Stanford University Sustainability Accelerator Awards First Grants for Greenhouse Gas Removal
The Stanford Doerr School of Sustainability Accelerator is supporting 16 projects focused on removing greenhouse gases from the atmosphere – the first funding given as part of the Greenhouse Gas Removal Flagship Destination, which has a goal of gigaton-scale greenhouse gas removal from the atmosphere by 2050. It is the first of many ambitious and aspirational Flagship Destinations the Accelerator will pursue in subsequent years.
The grants are described as “scoping” grants and are designed to test ideas that address key barriers or validate mechanisms that would allow the solution to succeed.

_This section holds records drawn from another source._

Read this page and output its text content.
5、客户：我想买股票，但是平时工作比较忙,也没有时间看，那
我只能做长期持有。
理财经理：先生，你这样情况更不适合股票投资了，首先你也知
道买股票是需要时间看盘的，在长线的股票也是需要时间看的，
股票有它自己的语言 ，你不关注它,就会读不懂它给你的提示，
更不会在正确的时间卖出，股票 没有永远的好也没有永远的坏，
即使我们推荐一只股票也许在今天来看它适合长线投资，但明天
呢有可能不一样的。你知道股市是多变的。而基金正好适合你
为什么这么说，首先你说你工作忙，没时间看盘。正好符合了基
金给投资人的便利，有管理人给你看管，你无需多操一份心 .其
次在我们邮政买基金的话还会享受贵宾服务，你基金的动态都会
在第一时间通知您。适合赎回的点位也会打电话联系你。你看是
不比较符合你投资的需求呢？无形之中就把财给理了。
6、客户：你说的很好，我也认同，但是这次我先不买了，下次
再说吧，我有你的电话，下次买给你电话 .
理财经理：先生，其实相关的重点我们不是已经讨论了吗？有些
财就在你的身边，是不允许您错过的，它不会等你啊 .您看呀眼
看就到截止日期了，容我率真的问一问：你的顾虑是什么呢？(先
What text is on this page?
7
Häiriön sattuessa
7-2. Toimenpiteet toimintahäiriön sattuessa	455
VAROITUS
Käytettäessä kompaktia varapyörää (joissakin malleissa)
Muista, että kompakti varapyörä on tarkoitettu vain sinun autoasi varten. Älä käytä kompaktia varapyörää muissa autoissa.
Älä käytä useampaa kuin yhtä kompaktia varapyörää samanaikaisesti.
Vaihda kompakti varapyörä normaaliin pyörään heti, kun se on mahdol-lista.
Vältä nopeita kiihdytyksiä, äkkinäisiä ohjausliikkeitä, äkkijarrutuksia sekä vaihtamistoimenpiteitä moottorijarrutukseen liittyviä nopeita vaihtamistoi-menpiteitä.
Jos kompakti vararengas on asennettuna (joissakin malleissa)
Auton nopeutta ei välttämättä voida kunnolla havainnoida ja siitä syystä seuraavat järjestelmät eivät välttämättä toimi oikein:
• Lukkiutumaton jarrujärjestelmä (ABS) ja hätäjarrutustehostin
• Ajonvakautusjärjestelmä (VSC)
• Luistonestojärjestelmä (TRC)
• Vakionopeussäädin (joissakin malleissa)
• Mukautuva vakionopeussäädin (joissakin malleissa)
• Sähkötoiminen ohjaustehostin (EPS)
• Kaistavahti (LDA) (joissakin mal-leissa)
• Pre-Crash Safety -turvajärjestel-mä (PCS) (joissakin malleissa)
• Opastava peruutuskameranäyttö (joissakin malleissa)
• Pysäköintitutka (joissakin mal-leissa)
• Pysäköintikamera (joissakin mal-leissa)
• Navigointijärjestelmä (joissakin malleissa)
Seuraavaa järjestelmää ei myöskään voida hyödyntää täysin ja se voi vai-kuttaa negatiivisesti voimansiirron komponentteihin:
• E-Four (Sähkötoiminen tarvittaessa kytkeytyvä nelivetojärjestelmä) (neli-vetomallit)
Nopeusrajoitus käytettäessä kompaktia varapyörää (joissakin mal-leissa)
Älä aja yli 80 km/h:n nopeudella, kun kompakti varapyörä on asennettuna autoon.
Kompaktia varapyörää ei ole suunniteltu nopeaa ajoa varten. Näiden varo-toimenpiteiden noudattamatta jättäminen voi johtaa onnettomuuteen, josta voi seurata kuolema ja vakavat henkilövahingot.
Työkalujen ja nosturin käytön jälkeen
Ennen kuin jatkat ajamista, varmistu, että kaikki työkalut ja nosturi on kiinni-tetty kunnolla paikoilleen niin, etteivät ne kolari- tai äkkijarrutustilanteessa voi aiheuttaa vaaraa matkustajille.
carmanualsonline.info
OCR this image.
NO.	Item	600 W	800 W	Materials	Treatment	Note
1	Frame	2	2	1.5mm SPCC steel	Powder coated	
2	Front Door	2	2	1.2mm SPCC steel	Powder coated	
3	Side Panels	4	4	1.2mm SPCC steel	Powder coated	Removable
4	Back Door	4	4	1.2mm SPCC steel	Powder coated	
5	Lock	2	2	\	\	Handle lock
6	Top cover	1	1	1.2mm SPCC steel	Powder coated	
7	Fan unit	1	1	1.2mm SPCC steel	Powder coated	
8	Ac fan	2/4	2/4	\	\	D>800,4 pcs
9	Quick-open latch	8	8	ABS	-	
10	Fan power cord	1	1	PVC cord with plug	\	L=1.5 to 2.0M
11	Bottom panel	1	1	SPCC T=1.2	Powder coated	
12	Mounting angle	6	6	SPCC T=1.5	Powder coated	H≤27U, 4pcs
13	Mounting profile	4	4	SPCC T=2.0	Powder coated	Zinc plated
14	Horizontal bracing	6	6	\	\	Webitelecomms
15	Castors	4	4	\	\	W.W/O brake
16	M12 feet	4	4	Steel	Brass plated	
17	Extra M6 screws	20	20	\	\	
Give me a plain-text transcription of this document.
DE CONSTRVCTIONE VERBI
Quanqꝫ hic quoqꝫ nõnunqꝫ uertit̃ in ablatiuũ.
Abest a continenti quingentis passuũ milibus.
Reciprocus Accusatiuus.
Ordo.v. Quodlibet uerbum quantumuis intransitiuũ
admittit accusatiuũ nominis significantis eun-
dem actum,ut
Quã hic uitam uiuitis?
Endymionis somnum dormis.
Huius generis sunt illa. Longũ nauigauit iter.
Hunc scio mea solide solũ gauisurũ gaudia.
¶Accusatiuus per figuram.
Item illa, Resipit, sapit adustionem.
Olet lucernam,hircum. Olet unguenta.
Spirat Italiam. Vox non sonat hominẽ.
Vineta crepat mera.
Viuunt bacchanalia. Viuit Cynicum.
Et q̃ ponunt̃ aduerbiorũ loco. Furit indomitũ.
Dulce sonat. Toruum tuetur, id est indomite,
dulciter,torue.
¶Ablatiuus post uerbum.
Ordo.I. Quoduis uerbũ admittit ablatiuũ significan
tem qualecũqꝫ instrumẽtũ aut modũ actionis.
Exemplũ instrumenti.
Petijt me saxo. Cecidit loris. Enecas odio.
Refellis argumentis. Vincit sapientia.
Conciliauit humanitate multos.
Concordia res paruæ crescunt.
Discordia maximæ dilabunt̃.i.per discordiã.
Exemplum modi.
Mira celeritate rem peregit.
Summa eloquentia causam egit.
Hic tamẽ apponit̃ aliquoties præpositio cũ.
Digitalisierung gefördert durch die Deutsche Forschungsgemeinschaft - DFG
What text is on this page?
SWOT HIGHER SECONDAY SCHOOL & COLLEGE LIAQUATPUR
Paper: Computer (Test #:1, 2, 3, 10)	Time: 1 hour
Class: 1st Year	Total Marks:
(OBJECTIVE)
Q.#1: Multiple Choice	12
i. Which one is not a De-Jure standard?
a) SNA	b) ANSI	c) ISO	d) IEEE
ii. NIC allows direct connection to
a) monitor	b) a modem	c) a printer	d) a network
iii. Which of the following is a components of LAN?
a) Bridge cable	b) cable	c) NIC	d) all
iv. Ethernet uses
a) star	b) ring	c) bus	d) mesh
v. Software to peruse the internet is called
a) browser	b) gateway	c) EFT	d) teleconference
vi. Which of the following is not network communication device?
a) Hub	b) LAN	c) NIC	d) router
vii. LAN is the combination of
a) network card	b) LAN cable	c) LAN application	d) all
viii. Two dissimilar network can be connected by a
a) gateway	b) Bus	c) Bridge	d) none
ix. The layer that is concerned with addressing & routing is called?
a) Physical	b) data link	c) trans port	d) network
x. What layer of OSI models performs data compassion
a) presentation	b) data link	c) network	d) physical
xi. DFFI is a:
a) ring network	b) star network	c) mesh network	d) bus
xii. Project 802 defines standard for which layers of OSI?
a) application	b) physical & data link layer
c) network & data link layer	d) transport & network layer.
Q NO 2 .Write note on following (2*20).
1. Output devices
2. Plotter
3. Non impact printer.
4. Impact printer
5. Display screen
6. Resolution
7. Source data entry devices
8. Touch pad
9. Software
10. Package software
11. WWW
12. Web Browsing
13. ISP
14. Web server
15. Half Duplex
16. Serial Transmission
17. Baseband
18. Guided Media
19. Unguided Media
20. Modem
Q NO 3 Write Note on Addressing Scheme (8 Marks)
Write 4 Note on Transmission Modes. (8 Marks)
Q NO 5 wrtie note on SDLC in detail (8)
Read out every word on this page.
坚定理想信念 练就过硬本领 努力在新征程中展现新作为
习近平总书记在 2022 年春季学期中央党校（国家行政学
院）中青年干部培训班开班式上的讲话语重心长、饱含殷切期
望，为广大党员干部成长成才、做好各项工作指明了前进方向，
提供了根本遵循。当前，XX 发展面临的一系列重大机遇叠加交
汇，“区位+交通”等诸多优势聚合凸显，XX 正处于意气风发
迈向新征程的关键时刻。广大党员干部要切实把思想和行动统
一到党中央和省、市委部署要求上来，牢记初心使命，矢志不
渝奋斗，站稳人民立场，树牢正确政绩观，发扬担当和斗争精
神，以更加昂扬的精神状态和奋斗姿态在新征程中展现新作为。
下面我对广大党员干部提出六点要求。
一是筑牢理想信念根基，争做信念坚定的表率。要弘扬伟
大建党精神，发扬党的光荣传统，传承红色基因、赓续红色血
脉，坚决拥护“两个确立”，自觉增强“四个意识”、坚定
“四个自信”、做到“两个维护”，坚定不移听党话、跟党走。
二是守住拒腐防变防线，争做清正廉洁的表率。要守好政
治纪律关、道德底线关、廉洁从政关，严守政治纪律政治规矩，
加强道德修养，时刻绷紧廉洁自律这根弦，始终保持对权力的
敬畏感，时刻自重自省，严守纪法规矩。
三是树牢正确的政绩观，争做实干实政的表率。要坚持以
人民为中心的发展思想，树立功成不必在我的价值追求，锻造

They cut across four sub-categories: terrestrial; oceanic; direct GHG removal, and monitoring, reporting, and verification (MRV).
“With atmospheric levels of greenhouse gases now exceeding dangerous thresholds, we must look creatively and seriously at strategies for removing gases already in the skies – and to do so at globally impactful scales,” said Yi Cui, director of the Sustainability Accelerator. “These grants bring to bear Stanford’s expertise in policy, technology, engineering, and nature-based solutions to collaborate on innovative, high-reward approaches to greenhouse gas removal. The Accelerator is proud to support their work and we look forward to similar grants in other Flagship Destinations as they take shape.”
Carbon dioxide is only the best known and most plentiful of the greenhouse gases, but methane, nitrous oxide, and others also trap heat in the atmosphere. All contribute to climate change and the flagship has projects addressing each. Impact and scale are the critical aspects of the Flagship Destination strategy. So far, no removal approach comes near the gigaton volume of gases necessary to have a measurable impact on climate change.
These grants focus on impactful high-risk/high-reward approaches. The proposals recognized in this year’s Sustainability Accelerator grants range from the surprising – harnessing earthworms to capture carbon from organic waste – to the innovative – growing massive seaweed farms to sequester carbon dioxide in the ocean – to the intriguing – using free radicals to remove hard-to-capture methane.
“The magnitude of global sustainability challenges requires an equal measure of ambition, and these sixteen teams are rising to the challenge,” said Arun Majumdar, dean of the Stanford Doerr School of Sustainability. “While the sixteen projects strategically cover a breadth of disciplines and approaches to greenhouse gas removal, they share the school’s foundational commitment to fundamental discovery, expanding knowledge, and scaling solutions globally. With this round of funding, the Accelerator has also critically laid the groundwork for many more Flagship Destinations to come.”
Subsequent Flagship Destinations will run concurrently and will be shaped by input and feedback from stakeholders across the school and university and from external experts. Regardless of specific focus, the Sustainability Accelerator’s vision lays out that each Flagship Destination will be measurable; globally impactful in scale; achievable on urgent timeframes; sensitive to global equity concerns; inclusive of various viewpoints, partnerships, and strategies; and welcoming to collaborators outside the university across many sectors.